Süleyman Yıldırım, 10 yıldır Kavaklıdere sokaklarında müzisyenlik yapıyor. Tunalı Hilmi’de, Tunus’ta, Cinnah’ta ve daha birçok yerde sokağın ritmine trompetiyle eşlik ediyor. “Türkiye’nin çağdaşlığını koruyorum” diyen Yıldırım, müzisyenlerin sokaklardan dışlandığını söyleyerek düzene sitem ediyor
CEMRE POLAT/ANKARA - Süleyman Yıldırım, 10 yıldır Kavaklıdere’nin sokaklarında ve parklarında trompet çalıyor. Meclis emeklisi olduğunu ve maddi sıkıntısı olmadığını dile getiren Yıldırım, yaptığı işle Türkiye’nin modernleşmesine katkıda bulunduğunu söylüyor. “Burada kadın haklarını, sanatçıları, Atatürk’ün gençlerini, hayvan haklarını savunuyorum” diyen Süleyman Yıldırım, tüm insanları bu konularda duyarlı olmaya davet ediyor. Trompet çantasında da bu fikrini destekleyen bir tablo asılı. “İnsanlığa faydalı, hayvanlara, doğal yaşama ve çevre temizliğine lütfen duyarlı olalım. Saygılarımla…"

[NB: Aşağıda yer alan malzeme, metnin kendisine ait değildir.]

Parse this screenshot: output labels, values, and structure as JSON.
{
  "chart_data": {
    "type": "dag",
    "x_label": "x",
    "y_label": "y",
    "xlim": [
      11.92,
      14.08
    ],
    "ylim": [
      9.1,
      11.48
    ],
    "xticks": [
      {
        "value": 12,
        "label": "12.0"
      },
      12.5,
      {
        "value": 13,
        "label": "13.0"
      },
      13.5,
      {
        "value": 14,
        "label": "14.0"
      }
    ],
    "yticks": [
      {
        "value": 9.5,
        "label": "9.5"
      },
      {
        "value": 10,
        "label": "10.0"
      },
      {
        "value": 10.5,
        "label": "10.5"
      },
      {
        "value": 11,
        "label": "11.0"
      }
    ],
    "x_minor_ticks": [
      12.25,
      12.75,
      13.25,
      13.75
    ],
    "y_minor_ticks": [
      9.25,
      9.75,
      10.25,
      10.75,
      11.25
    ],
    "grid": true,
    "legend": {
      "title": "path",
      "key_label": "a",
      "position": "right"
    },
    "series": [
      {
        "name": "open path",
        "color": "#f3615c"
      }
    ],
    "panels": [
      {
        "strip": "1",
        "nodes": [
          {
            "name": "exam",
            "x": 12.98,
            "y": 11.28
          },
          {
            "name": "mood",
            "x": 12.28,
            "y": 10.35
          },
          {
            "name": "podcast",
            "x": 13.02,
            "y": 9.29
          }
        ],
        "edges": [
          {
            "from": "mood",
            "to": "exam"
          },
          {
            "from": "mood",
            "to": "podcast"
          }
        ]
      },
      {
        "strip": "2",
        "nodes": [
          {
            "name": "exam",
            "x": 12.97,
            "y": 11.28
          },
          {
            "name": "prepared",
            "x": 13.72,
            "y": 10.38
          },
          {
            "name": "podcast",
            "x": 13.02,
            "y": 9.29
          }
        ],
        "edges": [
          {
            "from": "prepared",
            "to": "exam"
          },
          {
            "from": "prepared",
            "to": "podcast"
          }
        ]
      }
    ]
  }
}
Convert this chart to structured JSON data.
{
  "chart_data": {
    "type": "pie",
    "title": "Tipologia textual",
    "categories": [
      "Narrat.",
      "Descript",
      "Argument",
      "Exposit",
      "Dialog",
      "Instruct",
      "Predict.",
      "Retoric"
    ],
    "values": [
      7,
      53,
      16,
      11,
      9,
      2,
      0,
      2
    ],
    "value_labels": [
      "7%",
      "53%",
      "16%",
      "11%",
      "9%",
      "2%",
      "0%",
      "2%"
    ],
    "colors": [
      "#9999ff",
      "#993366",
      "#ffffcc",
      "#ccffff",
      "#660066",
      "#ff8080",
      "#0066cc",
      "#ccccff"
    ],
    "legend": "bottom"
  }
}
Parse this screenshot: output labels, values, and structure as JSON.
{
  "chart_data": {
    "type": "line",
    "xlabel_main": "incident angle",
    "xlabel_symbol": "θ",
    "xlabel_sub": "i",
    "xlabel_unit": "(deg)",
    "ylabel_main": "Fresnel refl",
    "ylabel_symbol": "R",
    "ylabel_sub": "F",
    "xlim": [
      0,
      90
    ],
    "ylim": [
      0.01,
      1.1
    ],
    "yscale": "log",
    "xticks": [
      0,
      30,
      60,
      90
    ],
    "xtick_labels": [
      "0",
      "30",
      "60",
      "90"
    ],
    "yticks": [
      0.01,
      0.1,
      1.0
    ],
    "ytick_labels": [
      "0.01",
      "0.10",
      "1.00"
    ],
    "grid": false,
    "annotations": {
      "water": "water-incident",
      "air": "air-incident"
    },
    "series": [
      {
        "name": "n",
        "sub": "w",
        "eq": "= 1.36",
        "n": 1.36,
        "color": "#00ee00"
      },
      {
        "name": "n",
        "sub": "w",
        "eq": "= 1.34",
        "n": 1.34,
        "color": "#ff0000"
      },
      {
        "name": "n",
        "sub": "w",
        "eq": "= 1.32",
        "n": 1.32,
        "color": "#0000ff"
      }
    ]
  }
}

Türkiye’de giderek kaybolmaya yüz tutmuş kültürlerden biri, sokak müzisyenliği. En fazla 10 yıl öncesine kadar neredeyse her sokakta rastladığımız sanatçılar, sesleri ve enstrümanlarıyla belki sindirilerek belki küserek alanlarını terk ettiler. Bazıları sanatını icra etmek için izin almak koşulunu kabul etti ve belirlenmiş yerlere göç etti, bazıları ise sokağın kamusal mülkiyetinden vazgeçmeyerek direnmeye devam etti. Süleyman Yıldırım da direnenlerden biri. Bazen Tunus’ta, bazen Tunalı Hilmi’de bazen Cinnah’ta "Su Perilerinin Dansı" adıyla bilinen Balerin Heykeli'nin tam altında balerinlerin dansına eşlik ederken onu görebilirsiniz. Kendisi, müziğini sokağın sesiyle harmanlıyor. “Burada kötü bir şey yapmıyorum, kimseyi rahatsız etmiyorum. Toplum düzenini bozduğumu söylüyorlar, aksine toplum düzenini sağladığımı düşünüyorum. Türkiye’nin çağdaş kalması için direniyorum” diyerek sitem eden Yıldırım, caddelerin trafik gürültüsünün içinde bir soluk alma fırsatı yaratıyor. Fakat “gürültü” yaptığı için toplum düzenini bozmakla suçlandığını söylüyor.
“Maddi bir kaygım yok, insanlar adına direniyorum”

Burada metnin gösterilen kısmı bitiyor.